A BIDDING war has broken out for US computer maker Dell as two new acquisition offers emerged in competition with the private buyout led by founder Michael Dell.
The company said the offers were from billionaire corporate raider Carl Icahn and investment fund Blackstone Group.
Both proposals "could reasonably be expected to result in superior proposals", but further study is needed, Dell said in a statement on Monday.
Dell said its special committee, which had set a Friday deadline, would continue negotiations on both offers.
"We are gratified by the success of our go-shop process that has yielded two alternative proposals with the potential to create additional value for Dell shareholders," said special committee chairman Alex Mandl.

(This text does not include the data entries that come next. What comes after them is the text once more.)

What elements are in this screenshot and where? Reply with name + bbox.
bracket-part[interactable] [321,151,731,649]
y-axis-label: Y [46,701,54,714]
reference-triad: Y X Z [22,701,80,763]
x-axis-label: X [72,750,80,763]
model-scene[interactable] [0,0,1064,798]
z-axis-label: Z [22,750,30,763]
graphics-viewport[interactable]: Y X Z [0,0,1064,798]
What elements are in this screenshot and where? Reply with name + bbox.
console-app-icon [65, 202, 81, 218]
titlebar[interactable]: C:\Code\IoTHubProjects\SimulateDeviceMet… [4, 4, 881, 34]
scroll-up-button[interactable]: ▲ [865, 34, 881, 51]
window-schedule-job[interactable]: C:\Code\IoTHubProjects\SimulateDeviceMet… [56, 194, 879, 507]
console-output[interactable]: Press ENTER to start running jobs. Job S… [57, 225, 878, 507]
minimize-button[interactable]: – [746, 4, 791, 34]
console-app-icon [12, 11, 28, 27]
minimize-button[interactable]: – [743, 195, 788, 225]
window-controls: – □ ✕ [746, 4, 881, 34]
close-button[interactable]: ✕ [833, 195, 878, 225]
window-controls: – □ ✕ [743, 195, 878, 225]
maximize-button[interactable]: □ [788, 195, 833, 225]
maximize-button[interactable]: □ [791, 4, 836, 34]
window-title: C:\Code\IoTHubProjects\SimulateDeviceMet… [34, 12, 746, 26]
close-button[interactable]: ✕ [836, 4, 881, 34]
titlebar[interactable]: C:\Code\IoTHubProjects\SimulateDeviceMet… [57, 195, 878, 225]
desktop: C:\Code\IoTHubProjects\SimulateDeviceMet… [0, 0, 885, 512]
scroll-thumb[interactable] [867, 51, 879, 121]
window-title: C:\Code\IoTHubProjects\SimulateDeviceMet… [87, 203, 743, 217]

"We intend to work diligently with all three potential acquirers to ensure the best possible outcome for Dell shareholders."
The new offers suggest Dell could bring a higher value that the $US24.4 billion ($A23.5 billion) proposed in the initial buyout offer, analysts said.

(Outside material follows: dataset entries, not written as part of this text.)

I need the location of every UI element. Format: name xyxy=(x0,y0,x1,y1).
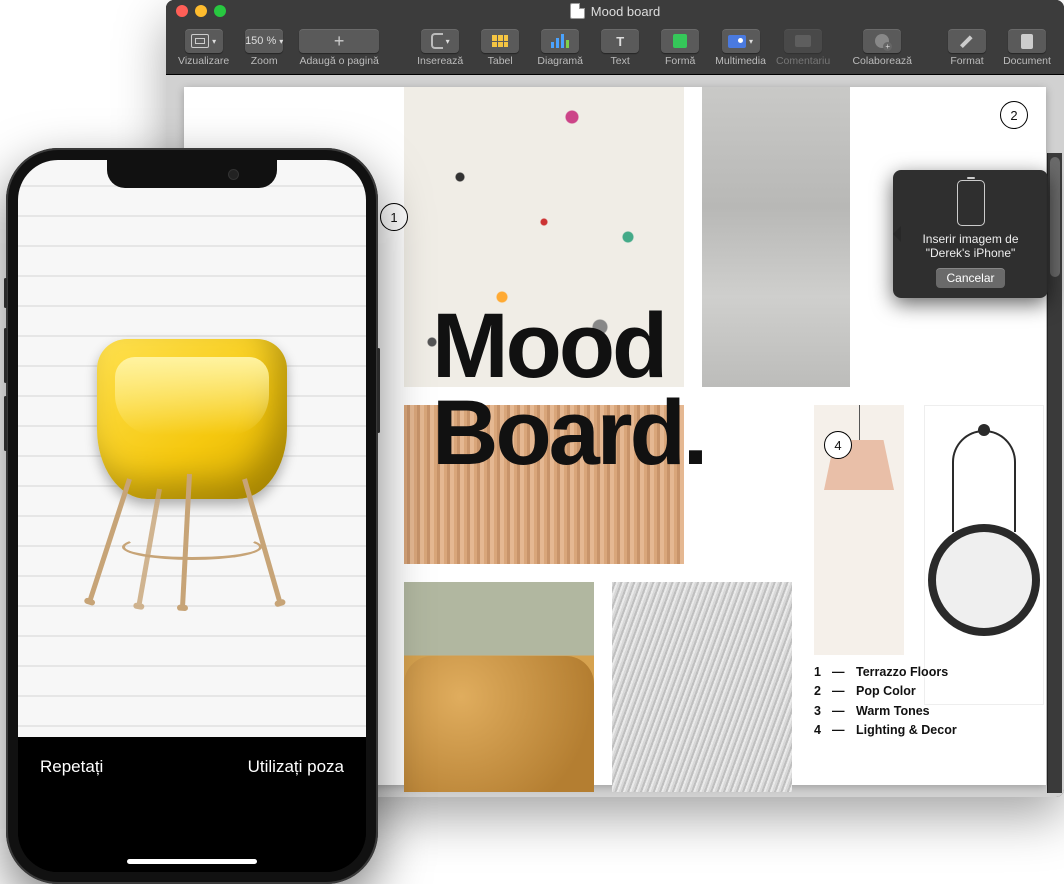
legend-row: 1—Terrazzo Floors xyxy=(814,663,957,682)
format-tool[interactable]: Format xyxy=(938,29,996,67)
popover-text: Inserir imagem de "Derek's iPhone" xyxy=(903,232,1038,260)
window-title: Mood board xyxy=(166,3,1064,19)
chart-tool[interactable]: Diagramă xyxy=(531,29,589,67)
table-tool[interactable]: Tabel xyxy=(471,29,529,67)
moodboard-title[interactable]: Mood Board. xyxy=(432,303,705,478)
cancel-button[interactable]: Cancelar xyxy=(936,268,1004,288)
media-tool[interactable]: ▾ Multimedia xyxy=(711,29,770,67)
comment-icon xyxy=(795,35,811,47)
text-tool[interactable]: T Text xyxy=(591,29,649,67)
volume-up-button[interactable] xyxy=(4,328,7,383)
media-icon xyxy=(728,35,746,48)
zoom-label: Zoom xyxy=(251,55,278,67)
view-icon xyxy=(191,34,209,48)
text-icon: T xyxy=(616,34,624,49)
add-page-tool[interactable]: + Adaugă o pagină xyxy=(295,29,383,67)
table-icon xyxy=(492,35,508,47)
comment-tool: Comentariu xyxy=(772,29,834,67)
collaborate-tool[interactable]: Colaborează xyxy=(848,29,916,67)
collaborate-label: Colaborează xyxy=(852,55,912,67)
badge-4[interactable]: 4 xyxy=(824,431,852,459)
comment-label: Comentariu xyxy=(776,55,830,67)
plus-icon: + xyxy=(334,34,345,48)
add-page-label: Adaugă o pagină xyxy=(299,55,378,67)
shape-label: Formă xyxy=(665,55,695,67)
shape-icon xyxy=(673,34,687,48)
chart-icon xyxy=(551,34,569,48)
zoom-tool[interactable]: 150 %▾ Zoom xyxy=(235,29,293,67)
scrollbar-thumb[interactable] xyxy=(1050,157,1060,277)
chart-label: Diagramă xyxy=(537,55,583,67)
badge-2[interactable]: 2 xyxy=(1000,101,1028,129)
photo-yellow-chair xyxy=(87,309,297,609)
iphone-outline-icon xyxy=(957,180,985,226)
table-label: Tabel xyxy=(488,55,513,67)
legend-row: 2—Pop Color xyxy=(814,682,957,701)
format-label: Format xyxy=(950,55,983,67)
toolbar: ▾ Vizualizare 150 %▾ Zoom + Adaugă o pag… xyxy=(166,22,1064,75)
collaborate-icon xyxy=(875,34,889,48)
view-tool[interactable]: ▾ Vizualizare xyxy=(174,29,233,67)
view-label: Vizualizare xyxy=(178,55,229,67)
media-label: Multimedia xyxy=(715,55,766,67)
document-icon xyxy=(1021,34,1033,49)
zoom-value: 150 % xyxy=(245,35,276,47)
legend[interactable]: 1—Terrazzo Floors 2—Pop Color 3—Warm Ton… xyxy=(814,663,957,741)
document-tool[interactable]: Document xyxy=(998,29,1056,67)
vertical-scrollbar[interactable] xyxy=(1047,153,1062,793)
camera-preview[interactable] xyxy=(18,160,366,757)
text-label: Text xyxy=(611,55,630,67)
iphone-screen: Repetați Utilizați poza xyxy=(18,160,366,872)
document-label: Document xyxy=(1003,55,1051,67)
document-file-icon xyxy=(570,3,585,19)
volume-down-button[interactable] xyxy=(4,396,7,451)
window-title-text: Mood board xyxy=(591,4,660,19)
legend-row: 4—Lighting & Decor xyxy=(814,721,957,740)
insert-tool[interactable]: ▾ Inserează xyxy=(411,29,469,67)
image-mirror[interactable] xyxy=(924,405,1044,705)
image-concrete[interactable] xyxy=(702,87,850,387)
brush-icon xyxy=(960,34,974,48)
shape-tool[interactable]: Formă xyxy=(651,29,709,67)
camera-bottom-bar: Repetați Utilizați poza xyxy=(18,737,366,872)
notch xyxy=(107,160,277,188)
image-fur[interactable] xyxy=(612,582,792,792)
use-photo-button[interactable]: Utilizați poza xyxy=(248,757,344,777)
mute-switch[interactable] xyxy=(4,278,7,308)
image-couch[interactable] xyxy=(404,582,594,792)
side-button[interactable] xyxy=(377,348,380,433)
retake-button[interactable]: Repetați xyxy=(40,757,103,777)
paragraph-icon xyxy=(431,33,443,49)
insert-label: Inserează xyxy=(417,55,463,67)
continuity-camera-popover: Inserir imagem de "Derek's iPhone" Cance… xyxy=(893,170,1048,298)
legend-row: 3—Warm Tones xyxy=(814,702,957,721)
titlebar[interactable]: Mood board xyxy=(166,0,1064,22)
home-indicator[interactable] xyxy=(127,859,257,864)
iphone-device: Repetați Utilizați poza xyxy=(6,148,378,884)
badge-1[interactable]: 1 xyxy=(380,203,408,231)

The initial offer amounted to $US13.65 per share, but Brian White at Topeka Capital Management said bids could go considerably higher.
"With three forces at work, we believe a higher buyout bid is in the cards and we continue to believe that an $US18 (per share) buyout price for Dell makes sense; however, it is unlikely that this price level will occur in the first round of bidding," White said in a note to clients.
In February, the company unveiled plans to go private in a private equity buyout led by founder Dell, backed by equity investment firm Silver Lake and a loan from Microsoft.
According to the details released Monday, Blackstone proposed a "leveraged recapitalisation" which would offer existing shareholders $US14.25 per share but allow those who want to hold onto the shares to be able to do so.
Under the deal, shares would remain publicly traded on the Nasdaq.
The Icahn offer would inject an additional $US5 billion into Dell, paying $US15 per share, allowing the company to remain publicly traded but under new control.
The existing shareholders would have their shares rolled over into a new company, with Icahn controlling 24.1 per cent, Southeastern Asset Management 16.6 per cent and T Rowe Price 9.3 per cent. The two investment firms had opposed the initial buyout offer.